Peter Minev: Tuesday 10 October at 11 am, A415 Inria Paris.
The presentation will be focused on two classes of recently developed splitting schemes for the Navier-Stokes equations.
The first class is based on the classical artificial compressibility (AC) method. The original method proposed by J. Shen in 1995 reduces the solution of the incompressible Navier-Stokes equations to a set of two or three parabolic problems in 2D and 3D correspondingly. Unfortunately, its accuracy is limited to first order in time and can be extended further only if the resulting scheme involves an elliptic problem for the velocity vector. Recently, together with J.L. Guermond (Texas A&M University) we proposed a scheme that extends the AC method to any order in time using a bootstrapping approach to the incompressibility constraint that essentially requires to solve only a set of parabolic equations for the velocity. The conditioning of the corresponding linear systems is therefore O(Δth^-2). This is generally better than solving a parabolic equation for the velocity and an elliptic equation for the pressure required by the various projection schemes that are perhaps the most popular approach at present. Besides, the bootstrapping algorithm allows to achieve any order in time, subject to some initialization conditions, in contrast to the projection methods whose accuracy seems to be essentially limited to second order on the velocity in the L2 norm.

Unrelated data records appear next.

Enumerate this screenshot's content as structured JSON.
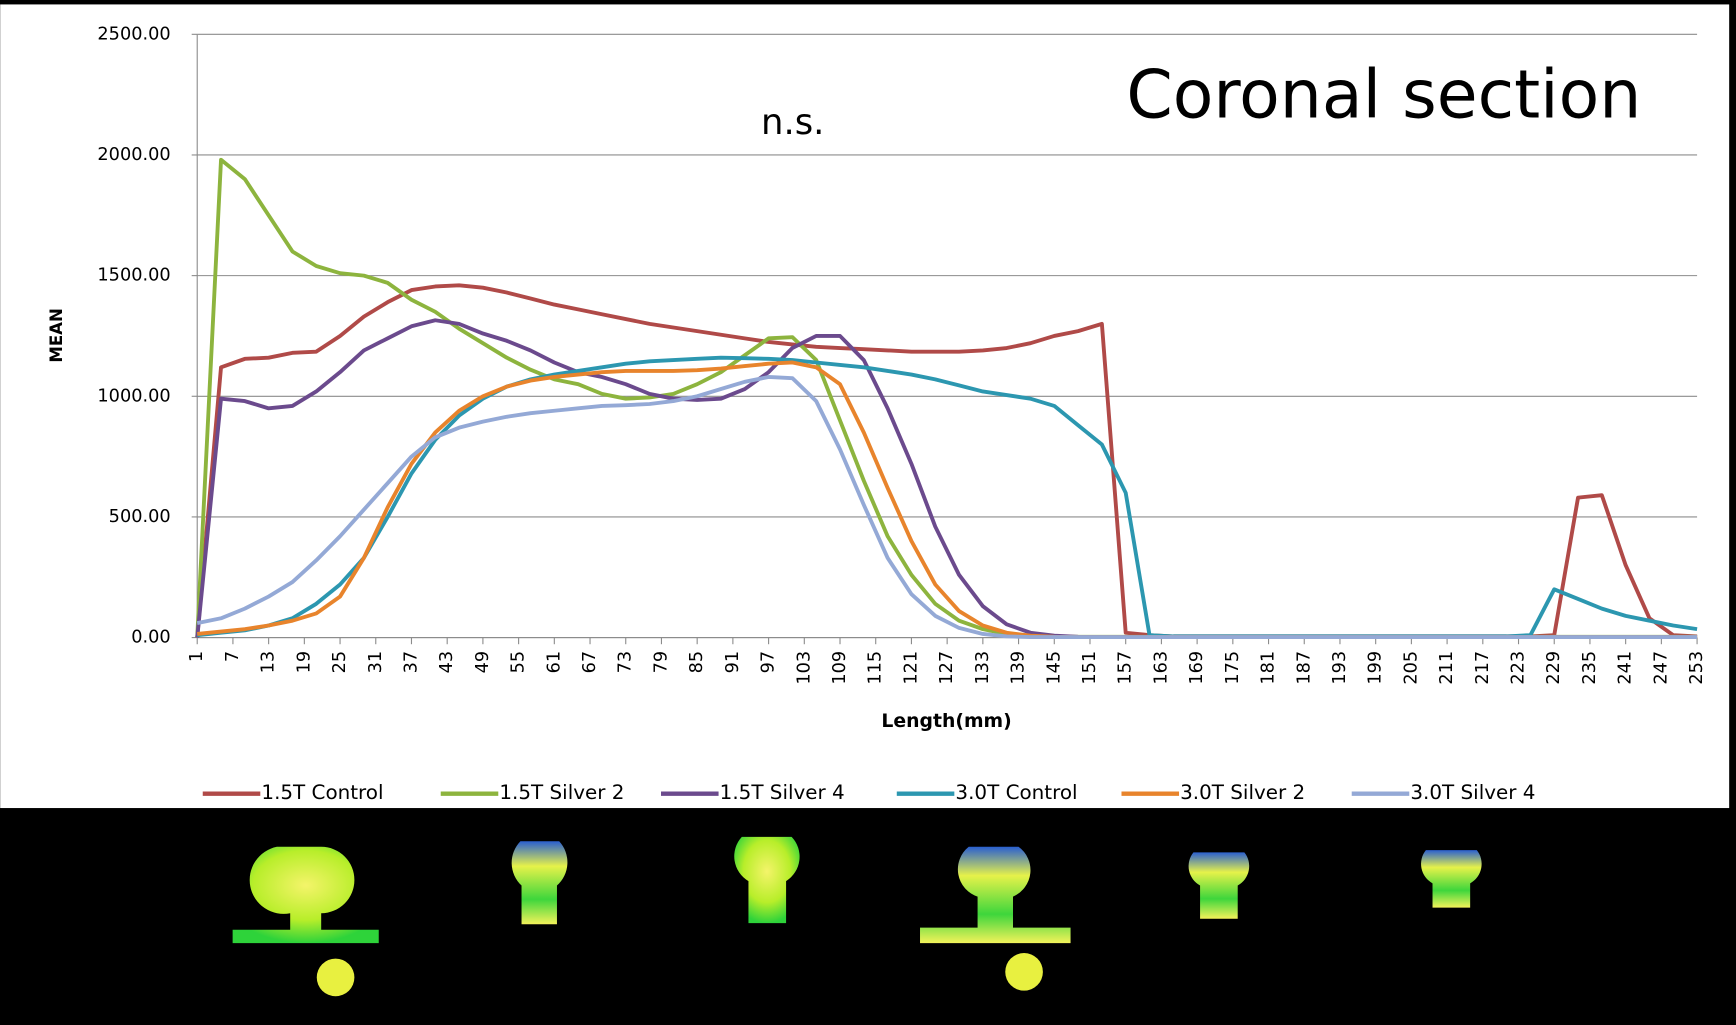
{
  "chart_data": {
    "type": "line",
    "title": "Coronal section",
    "annotation": "n.s.",
    "y_label": "MEAN",
    "x_label": "Length(mm)",
    "xlim": [
      1,
      253
    ],
    "xticks": [
      1,
      7,
      13,
      19,
      25,
      31,
      37,
      43,
      49,
      55,
      61,
      67,
      73,
      79,
      85,
      91,
      97,
      103,
      109,
      115,
      121,
      127,
      133,
      139,
      145,
      151,
      157,
      163,
      169,
      175,
      181,
      187,
      193,
      199,
      205,
      211,
      217,
      223,
      229,
      235,
      241,
      247,
      253
    ],
    "ylim": [
      0,
      2500
    ],
    "yticks": [
      {
        "value": 0,
        "label": "0.00"
      },
      {
        "value": 500,
        "label": "500.00"
      },
      {
        "value": 1000,
        "label": "1000.00"
      },
      {
        "value": 1500,
        "label": "1500.00"
      },
      {
        "value": 2000,
        "label": "2000.00"
      },
      {
        "value": 2500,
        "label": "2500.00"
      }
    ],
    "grid": true,
    "legend": "bottom",
    "x": [
      1,
      5,
      9,
      13,
      17,
      21,
      25,
      29,
      33,
      37,
      41,
      45,
      49,
      53,
      57,
      61,
      65,
      69,
      73,
      77,
      81,
      85,
      89,
      93,
      97,
      101,
      105,
      109,
      113,
      117,
      121,
      125,
      129,
      133,
      137,
      141,
      145,
      149,
      153,
      157,
      161,
      165,
      169,
      173,
      177,
      181,
      185,
      189,
      193,
      197,
      201,
      205,
      209,
      213,
      217,
      221,
      225,
      229,
      233,
      237,
      241,
      245,
      249,
      253
    ],
    "series": [
      {
        "name": "1.5T Control",
        "color": "#b04a48",
        "values": [
          0,
          1120,
          1155,
          1160,
          1180,
          1185,
          1250,
          1330,
          1390,
          1440,
          1455,
          1460,
          1450,
          1430,
          1405,
          1380,
          1360,
          1340,
          1320,
          1300,
          1285,
          1270,
          1255,
          1240,
          1225,
          1215,
          1205,
          1200,
          1195,
          1190,
          1185,
          1185,
          1185,
          1190,
          1200,
          1220,
          1250,
          1270,
          1300,
          20,
          10,
          5,
          5,
          5,
          5,
          5,
          5,
          5,
          5,
          5,
          5,
          5,
          5,
          5,
          5,
          5,
          5,
          10,
          580,
          590,
          300,
          80,
          10,
          5
        ]
      },
      {
        "name": "1.5T Silver 2",
        "color": "#8db43e",
        "values": [
          0,
          1980,
          1900,
          1750,
          1600,
          1540,
          1510,
          1500,
          1470,
          1400,
          1350,
          1280,
          1220,
          1160,
          1110,
          1070,
          1050,
          1010,
          990,
          995,
          1010,
          1050,
          1100,
          1170,
          1240,
          1245,
          1150,
          900,
          650,
          420,
          260,
          140,
          70,
          35,
          15,
          8,
          5,
          3,
          3,
          3,
          3,
          3,
          3,
          3,
          3,
          3,
          3,
          3,
          3,
          3,
          3,
          3,
          3,
          3,
          3,
          3,
          3,
          3,
          3,
          3,
          3,
          3,
          3,
          3
        ]
      },
      {
        "name": "1.5T Silver 4",
        "color": "#6b4a8d",
        "values": [
          0,
          990,
          980,
          950,
          960,
          1020,
          1100,
          1190,
          1240,
          1290,
          1315,
          1300,
          1260,
          1230,
          1190,
          1140,
          1100,
          1080,
          1050,
          1010,
          990,
          985,
          990,
          1030,
          1100,
          1200,
          1250,
          1250,
          1150,
          950,
          720,
          460,
          260,
          130,
          55,
          20,
          8,
          3,
          2,
          2,
          2,
          2,
          2,
          2,
          2,
          2,
          2,
          2,
          2,
          2,
          2,
          2,
          2,
          2,
          2,
          2,
          2,
          2,
          2,
          2,
          2,
          2,
          2,
          2
        ]
      },
      {
        "name": "3.0T Control",
        "color": "#2c97b0",
        "values": [
          10,
          20,
          30,
          50,
          80,
          140,
          220,
          330,
          500,
          680,
          820,
          920,
          990,
          1040,
          1070,
          1090,
          1105,
          1120,
          1135,
          1145,
          1150,
          1155,
          1160,
          1158,
          1155,
          1150,
          1140,
          1130,
          1120,
          1105,
          1090,
          1070,
          1045,
          1020,
          1005,
          990,
          960,
          880,
          800,
          600,
          10,
          5,
          5,
          5,
          5,
          5,
          5,
          5,
          5,
          5,
          5,
          5,
          5,
          5,
          5,
          5,
          10,
          200,
          160,
          120,
          90,
          70,
          50,
          35
        ]
      },
      {
        "name": "3.0T Silver 2",
        "color": "#e8842c",
        "values": [
          15,
          25,
          35,
          50,
          70,
          100,
          170,
          330,
          540,
          720,
          850,
          940,
          1000,
          1040,
          1065,
          1080,
          1090,
          1100,
          1105,
          1105,
          1105,
          1108,
          1115,
          1125,
          1135,
          1140,
          1120,
          1050,
          850,
          620,
          400,
          220,
          110,
          50,
          20,
          8,
          3,
          2,
          2,
          2,
          2,
          2,
          2,
          2,
          2,
          2,
          2,
          2,
          2,
          2,
          2,
          2,
          2,
          2,
          2,
          2,
          2,
          2,
          2,
          2,
          2,
          2,
          2,
          2
        ]
      },
      {
        "name": "3.0T Silver 4",
        "color": "#94a9d6",
        "values": [
          60,
          80,
          120,
          170,
          230,
          320,
          420,
          530,
          640,
          750,
          830,
          870,
          895,
          915,
          930,
          940,
          950,
          960,
          963,
          968,
          980,
          1000,
          1030,
          1060,
          1080,
          1075,
          980,
          780,
          550,
          330,
          180,
          90,
          40,
          15,
          5,
          2,
          2,
          2,
          2,
          2,
          2,
          2,
          2,
          2,
          2,
          2,
          2,
          2,
          2,
          2,
          2,
          2,
          2,
          2,
          2,
          2,
          2,
          2,
          2,
          2,
          2,
          2,
          2,
          2
        ]
      }
    ]
  }
}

The second class of methods is based on a novel approach to the Navier-Stokes equations that reformulates them in terms of stress variables. It was developed in a recent paper together with P. Vabishchevich (Russian Academy of Sciences). The main advantage of such an approach becomes clear when it is applied to fluid-structure interaction problems since in such case the problems for the fluid and the structure, both written in terms of stress variables, become very similar. Although at first glance the resulting tensorial problem is more difficult, if it is combined with a proper splitting, it yields locally one dimensional schemes with attractive properties, that are very competitive to the the most widely used schemes for the formulation in primitive variables. Several schemes for discretization of this formulation will be presented together with their stability analysis.
Finally, numerical results for a problem with a manufactured solution will be presented.